The old Bremen lamplighter is aware of the foolish hallucinations of Bremen folk but he also looks scared as he lights the evening lamp, naturally, as the next day processions carry the coffined victims of the vampire down the gloomy street. People close their shutters. There is real evil swarming all over the screen by now. Nosferatu looks worse and worse: by now his teeth are stained, his fingernails are like rats’ tails, his eyes are on fire. He stares from his warehouse window like someone in an old dream. He rises from his coffin at eve like a plank. His disciple who escapes from the prison looks like Mr. Pickwick on a rampage in a chase that has everybody breathing furiously (a masterpiece of breathing), ends in a field, with torches.

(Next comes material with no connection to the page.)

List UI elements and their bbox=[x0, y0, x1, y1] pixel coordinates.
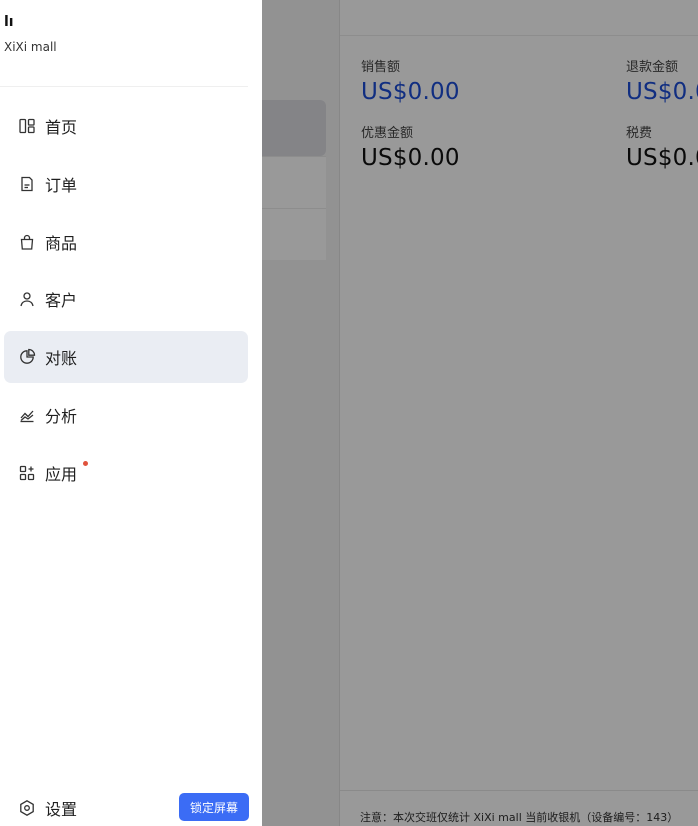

At night, by moonlight there he is, the Great Lover, staring across that awful plaza or canal into the heroine’s window and into her eye. She waits for him. She wants to save the hero and has read in the “Book of Vampires” that if a victim stays with the vampire till cock’s crow he will be destroyed. He comes to her swiftly with that awful quickfooted walk, fingernails dripping. The shadow of the hand crawls like ink across her snowy bedspreads. The last scene shows him kneeling at her bedside kissing into her neck in a horribly perverted love scene unequalled for its pathetic sudden revelation of the vampire’s essential helplessness. The sun comes up, you see its rays light the top of his warehouse, the cock crows, he can’t get away. He vanishes in a puff of smoke like the Agony of the West. Right there on the floor as the puffing hero arrives too late to save his love.
The creator of this picture, F. W. Murnau, may have drawn a lot of information from the great vampire dissertations of Ranft and Calmet written in the 18th century. Vampire is a word of Serbian origin (Wampir),—meaning blood-sucking ghosts. They were supposed to be the souls of dead wizards and witches and suicides and victims of homicide and the Banished! (those banished from family or church). But vampires were also thought to be the souls of ordinary living people which leave the body in sleep and come upon other sleepers in the form of down-fluff! . . . so don’t sleep in your duck-down sleepingbag in Transylvania! (or even in California, they say).
Actually, don’t worry . . . scientifically speaking, the only blood-sucking bats in the world are located in South America from Oaxaca on down.